Each agent should have a single narrow capability. No single agent should be able to read, write, execute, and deploy unilaterally.

This mirrors established enterprise controls such as code review workflows and financial approval chains.

Deterministic Guardrails

Autonomous systems benefit from hard limits:

• Maximum wall-clock runtime per job.
• Maximum tool calls per job.
• Maximum file modifications per run.
• Maximum token or API budget per request and per month.
• Explicit iteration caps in reasoning loops.
• Explicit no-progress iteration caps based on test outcomes.

Each run should declare these limits in a machine-readable policy before execution begins.

When limits are exceeded, the system should fail closed and avoid reasoning its way around constraints.

Fail-closed behavior should be deterministic:

• Stop all new tool calls.
• Record an append-only stop event with a reason code.
• Persist the execution manifest, logs, and diff snapshot.
• Revert to the last safe checkpoint or quarantine the workspace.
• Require explicit human re-authorization before any resume action.

Operating System–Enforced Sandbox Isolation on macOS

Prompt restrictions are advisory controls. Autonomous execution requires enforceable containment at the operating system boundary, where permissions, process identity, and mount policy determine what an agent can and cannot do.

The author uses macOS as the reference platform in this section because it provides a strong security baseline, mature process-isolation primitives, and practical support for mount-based containment, which is needed for autonomous-agent workloads.
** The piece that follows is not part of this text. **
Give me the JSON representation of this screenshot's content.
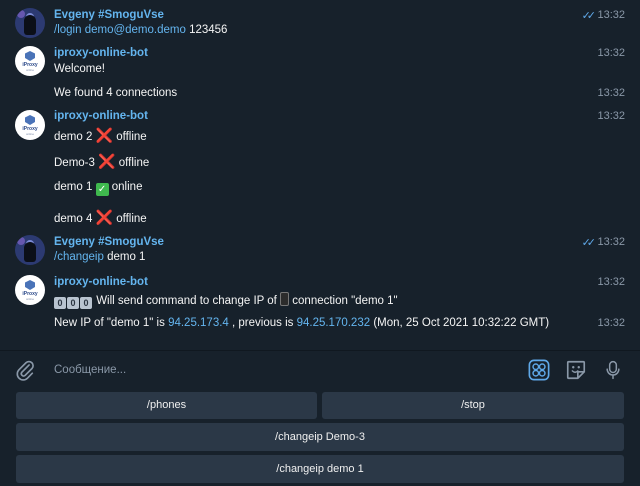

Why macOS Is Suitable for This Model

macOS provides practical primitives for this containment architecture:

• A strong Unix permission model for deterministic access control.
• First-class disk image support for mount-based writable isolation.
• User-level isolation for dedicated execution identities.
• Full-disk encryption support for protected data at rest.
• Large unified memory and Metal acceleration for local LLM workloads.
• Mature BSD-derived process and sandboxing architecture.

Dedicated Execution Identity

Agent workloads should run under a separate, non-administrative macOS user account dedicated to automation.

This account should have no sudo privileges and no access to sensitive user directories, credential stores, or administrative control paths.

All agent subprocesses inherit this identity. As a result, every child process inherits the same permission limits, producing deterministic containment across the execution tree.

Isolated Filesystem Boundary

A dedicated APFS disk image mounted as a sandbox volume provides a clean writable boundary for autonomous runs.

A mounted volume is preferable to a normal directory because mount lifecycle, ownership, and access controls are explicit and independently managed from the host filesystem hierarchy.

The sandbox volume should be the only writable location available to the agent runtime. Read access outside this boundary should be narrowly scoped and policy-defined.

Detaching the volume serves as an immediate kill switch for agent writes and constrains further state mutation.

Group-Based Access Control

A dedicated operating system group should define which users and services are allowed to access the sandbox volume.

Access is enforced by Unix permissions and ACL policies, not by model instructions.

Without explicit operating system reconfiguration, agent processes cannot expand their filesystem scope beyond the mounted boundary.

Execution Surface Minimization

Autonomous runtimes should expose whitelisted command wrappers rather than unrestricted shell execution.

Execution rights should be narrowly scoped to predefined scripts and approved operational interfaces.

Privilege is granted through filesystem and process policy, not by prompt language. This reduces ambiguity and prevents instruction-level bypass attempts.

Optional Network and Resource Controls

Outbound network access should be explicitly allowed where required and denied by default elsewhere.

Additional containment layers should define CPU, memory, and runtime ceilings for agent workloads to limit runaway execution and protect host stability.

These controls complement filesystem isolation and provide bounded behavior under failure conditions.

Architectural Conclusion

Operating system enforcement transforms agent control from instruction-based guidance to policy-enforced boundaries.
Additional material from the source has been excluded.